The next group of agents I spoke about were JAK inhibitors, one of our oral small molecules. Our current JAK inhibitor that we have FDA‑approved for ulcerative colitis is tofacitinib, and we have safety concerns with that medication with herpes zoster. However, we now have the Shingrix vaccine or the shingles vaccine, which is a killed vaccine that can minimize that risk. As all of you know, or many of you know, that the FDA guidance given the increased risk shown for both pulmonary embolism and mortality in the RA literature in patients that were over the age of 50 with cardiac risks.

The JAK inhibitors I touched on both filgotnib and upadacitinib. These are more selective JAK inhibitors. There are four different JAK proteins, and tofacitinib is nonselective and touches on two of them, JAK1 and JAK3.

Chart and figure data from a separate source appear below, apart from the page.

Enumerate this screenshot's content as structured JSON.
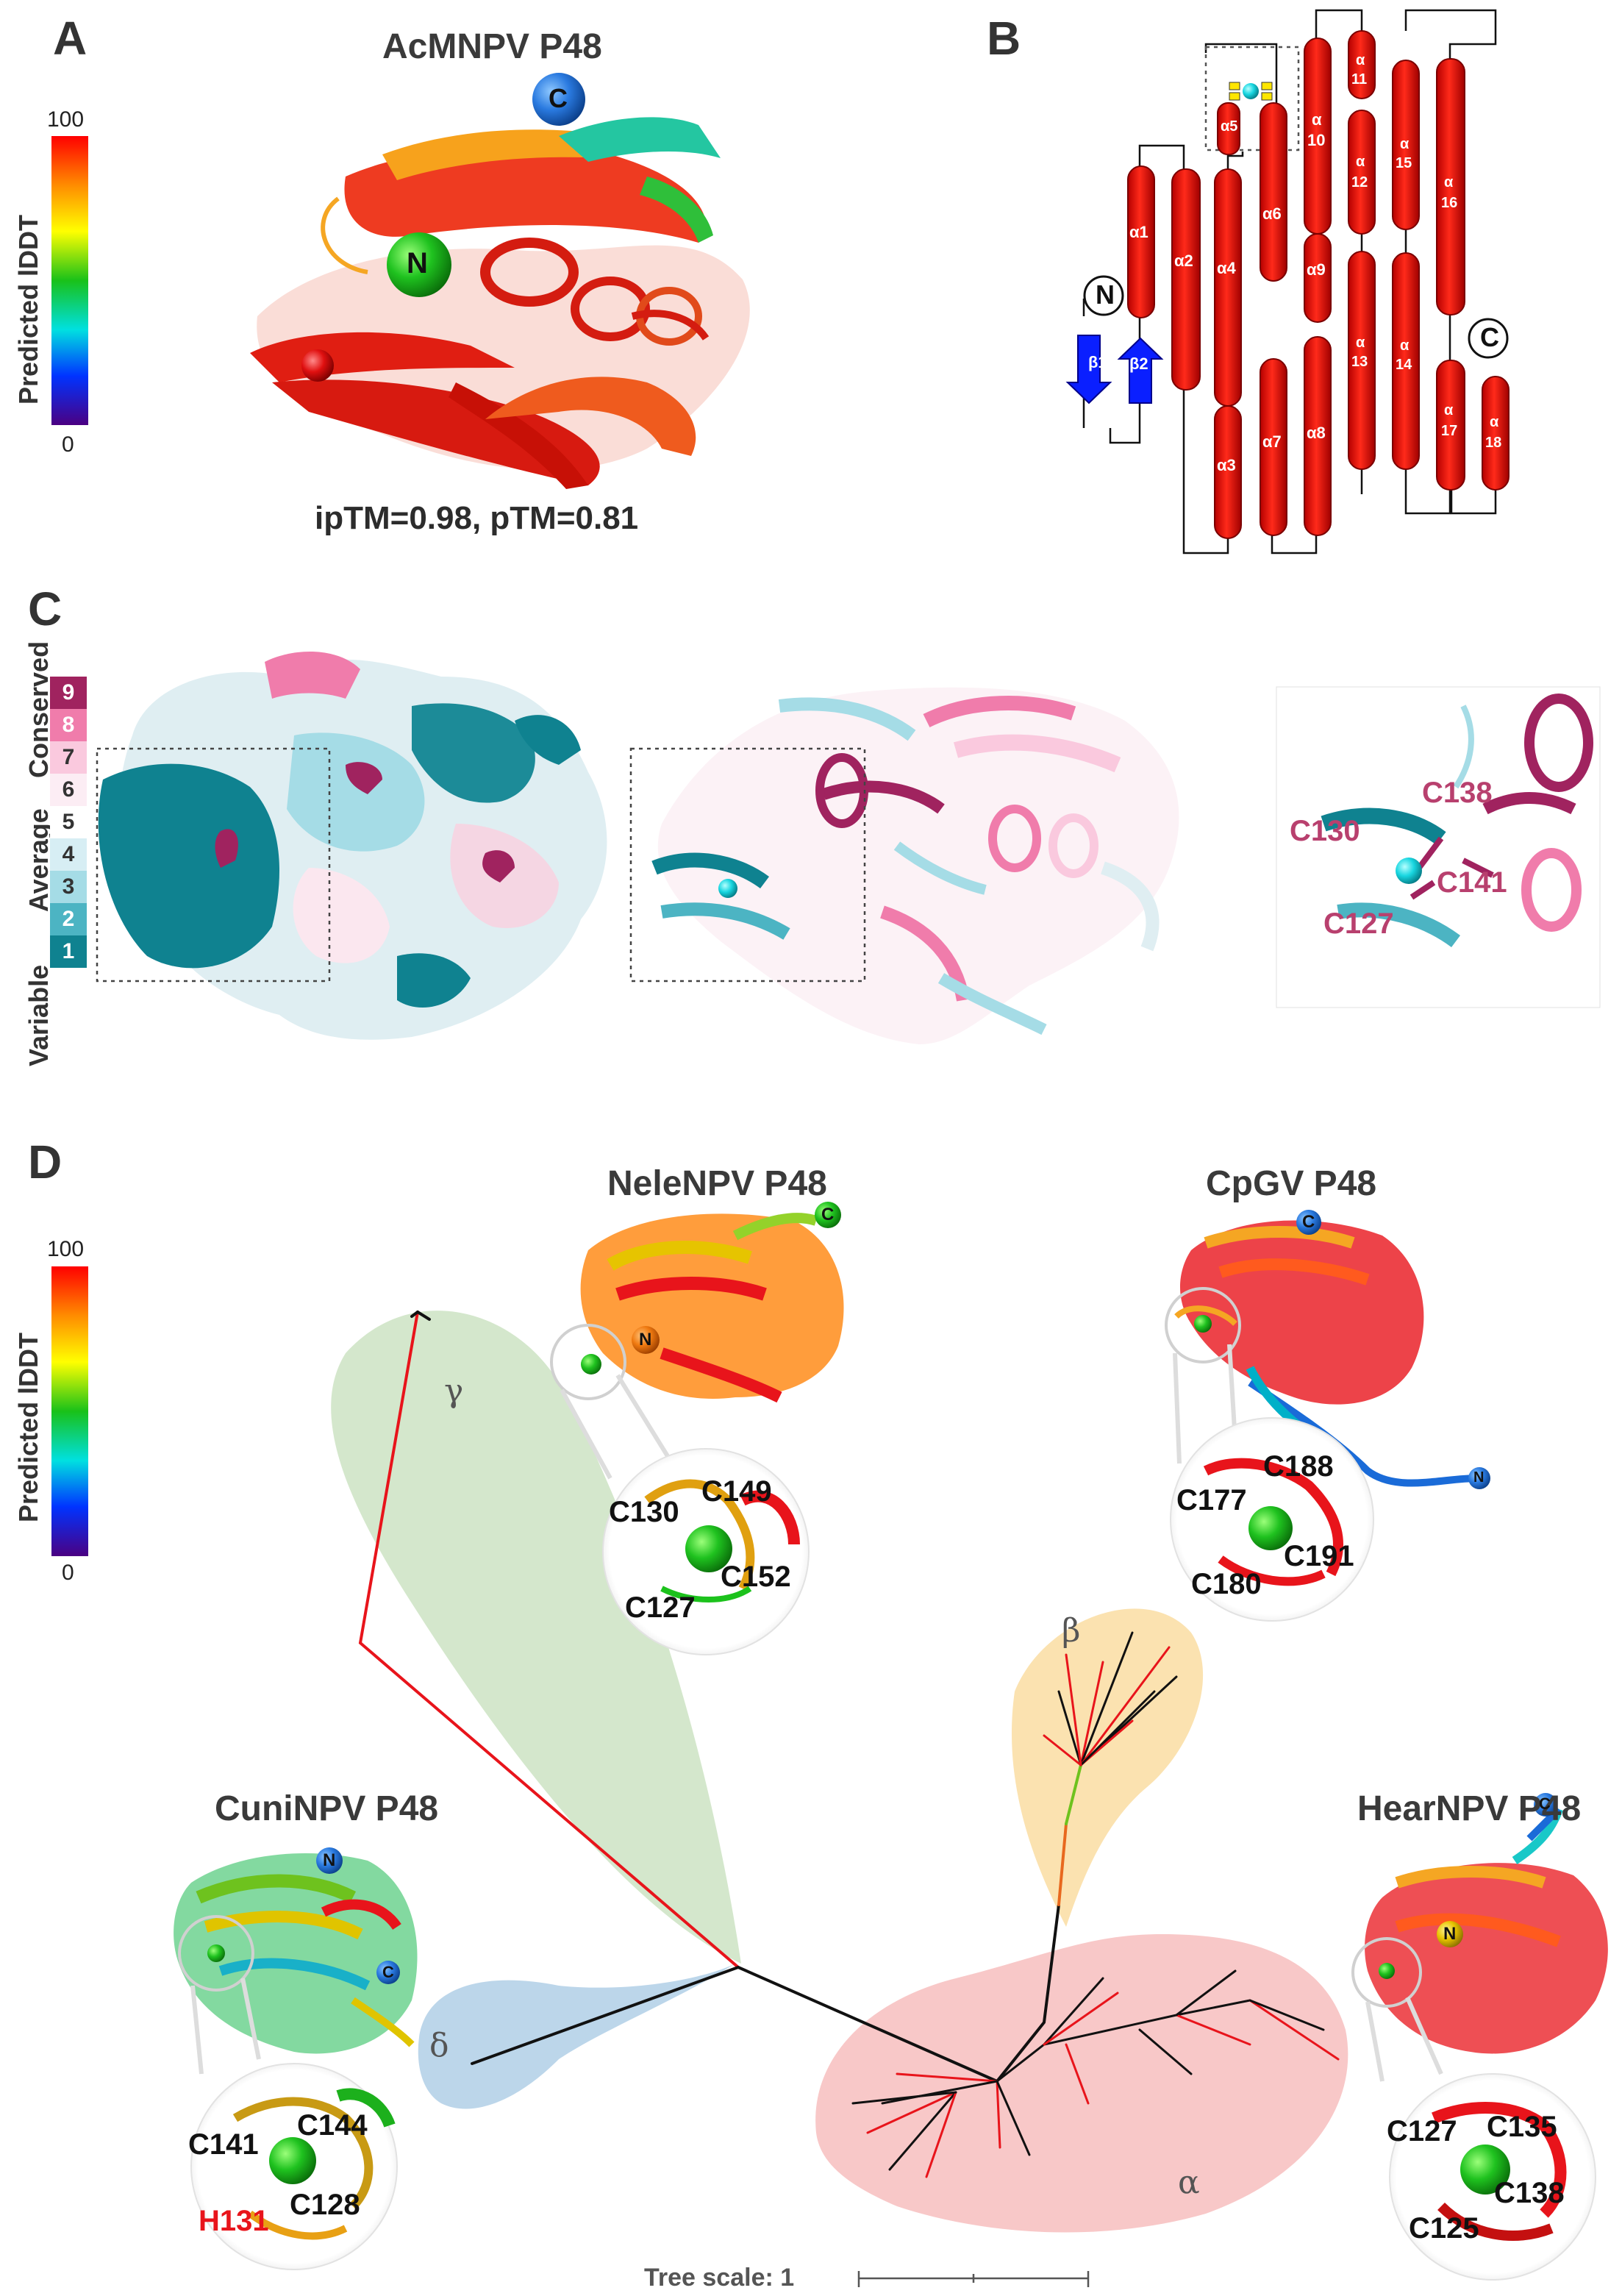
{
  "panels": {
    "a": "A",
    "b": "B",
    "c": "C",
    "d": "D"
  },
  "panel_a": {
    "title": "AcMNPV P48",
    "metric": "ipTM=0.98, pTM=0.81",
    "terminus_n": "N",
    "terminus_c": "C"
  },
  "plddt_scale": {
    "label": "Predicted lDDT",
    "max": "100",
    "min": "0"
  },
  "panel_b": {
    "terminus_n": "N",
    "terminus_c": "C",
    "beta1": "β1",
    "beta2": "β2",
    "helices": {
      "a1": "α1",
      "a2": "α2",
      "a3": "α3",
      "a4": "α4",
      "a5": "α5",
      "a6": "α6",
      "a7": "α7",
      "a8": "α8",
      "a9": "α9",
      "a10": "10",
      "a11": "11",
      "a12": "12",
      "a13": "13",
      "a14": "14",
      "a15": "15",
      "a16": "16",
      "a17": "17",
      "a18": "18",
      "alpha": "α"
    }
  },
  "panel_c": {
    "labels": {
      "conserved": "Conserved",
      "average": "Average",
      "variable": "Variable"
    },
    "grades": [
      "9",
      "8",
      "7",
      "6",
      "5",
      "4",
      "3",
      "2",
      "1"
    ],
    "grade_colors": [
      "#a0235f",
      "#f07cab",
      "#fac9de",
      "#fcedf4",
      "#ffffff",
      "#d7eef4",
      "#a5dce6",
      "#4cb4c3",
      "#0f8290"
    ],
    "residues": {
      "c130": "C130",
      "c138": "C138",
      "c127": "C127",
      "c141": "C141"
    }
  },
  "panel_d": {
    "structures": {
      "nelenpv": {
        "title": "NeleNPV P48",
        "n": "N",
        "c": "C",
        "residues": [
          "C130",
          "C149",
          "C152",
          "C127"
        ]
      },
      "cpgv": {
        "title": "CpGV P48",
        "n": "N",
        "c": "C",
        "residues": [
          "C188",
          "C177",
          "C191",
          "C180"
        ]
      },
      "cuninpv": {
        "title": "CuniNPV P48",
        "n": "N",
        "c": "C",
        "residues": [
          "C141",
          "C144",
          "C128",
          "H131"
        ]
      },
      "hearnpv": {
        "title": "HearNPV P48",
        "n": "N",
        "c": "C",
        "residues": [
          "C127",
          "C135",
          "C138",
          "C125"
        ]
      }
    },
    "clades": {
      "alpha": "α",
      "beta": "β",
      "gamma": "γ",
      "delta": "δ"
    },
    "clade_colors": {
      "alpha": "#f8c8c8",
      "beta": "#fbe2b0",
      "gamma": "#cfe4c6",
      "delta": "#bcd6ea"
    },
    "tree_scale": "Tree scale: 1"
  }
}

Whereas both upadacitinib and filgotnib are more selective, they're selective JAK1 inhibitors. The hope is that, again, we're going to see the efficacy that we've seen with tofacitinib, but hopefully less side effects. We need more clinical data and real‑world data.

But most recently, at the selection study, which was filgotnib and ulcerative colitis, the data was just released, showing both improvement clinically and endoscopically, both in induction and in maintenance. Hopefully, this will be one of our newer agents coming to market within the next year.

The next group of agents I spoke about are sphingosine 1‑phosphate receptor modulators. This is an oral small molecule, and this is under the umbrella of antitrafficking agent.

The way these medications work are your inflammatory cells or T cells that leave the lymph node. They leave the lymph node and go to their target through these S1P receptors. So if we modulate them, we prevent these cells from leaving the lymph node and getting to the area of the intestine to prevent damage.

A little bit similar but a little bit different to vedolizumab, which is an anti‑integrin, which is blocking the receptors on your white blood cells from binding to the blood vessels. This is a little bit a step higher.

We have two agents I touched on. One was Ozanimod. Their phase II data for ulcerative colitis was published in the New England Journal back in 2016. We just had a recent press release in June showing that they hit their primary endpoints, both induction and maintenance for their phase 3 data. We don't have the full data just of yet, but that's exciting that we hopefully will have another oral small‑molecule, new mechanism of action for our IBD patients. I also touch on some recent data with the etrasimod that showed both mucosal improvement and histologic improvement with this receptor modulator.

The last agent I touched on with etrolizumab. This is another anti‑integrin similar to vedolizumab. However, unfortunately, etrolizumab had a very ambitious clinical trials program and had 7 clinical trials ongoing for both induction maintenance, past TNF-exposure naive. Unfortunately, there was a press release, we don't have the full data, but in the press release, they were mixed results with the induction trial. Some trials showed benefit with etrolizumab and ulcerative colitis, other trials did not, and all of their maintenance trials did not reach their primary endpoint. Again, we need to take a deeper dive into this.

This again is a very exciting time. We have more agents than we've ever had, and over the next 3 to 5 years or 1 to 5 years, we're going to have even more agents with newer mechanisms of action. Hopefully, FDA‑approved, and the next steps are going to be, how do we position these therapies?

Which one should come first? Can we personalize these therapies? Whether it's genetic blood markers, whether it's biopsies or stools. Can we personalize these agents? Should we be combining these agents really to improve our efficacy?

These are all very interesting topics, and looking forward to seeing some data on this over the next few years. Thank you very much for your time.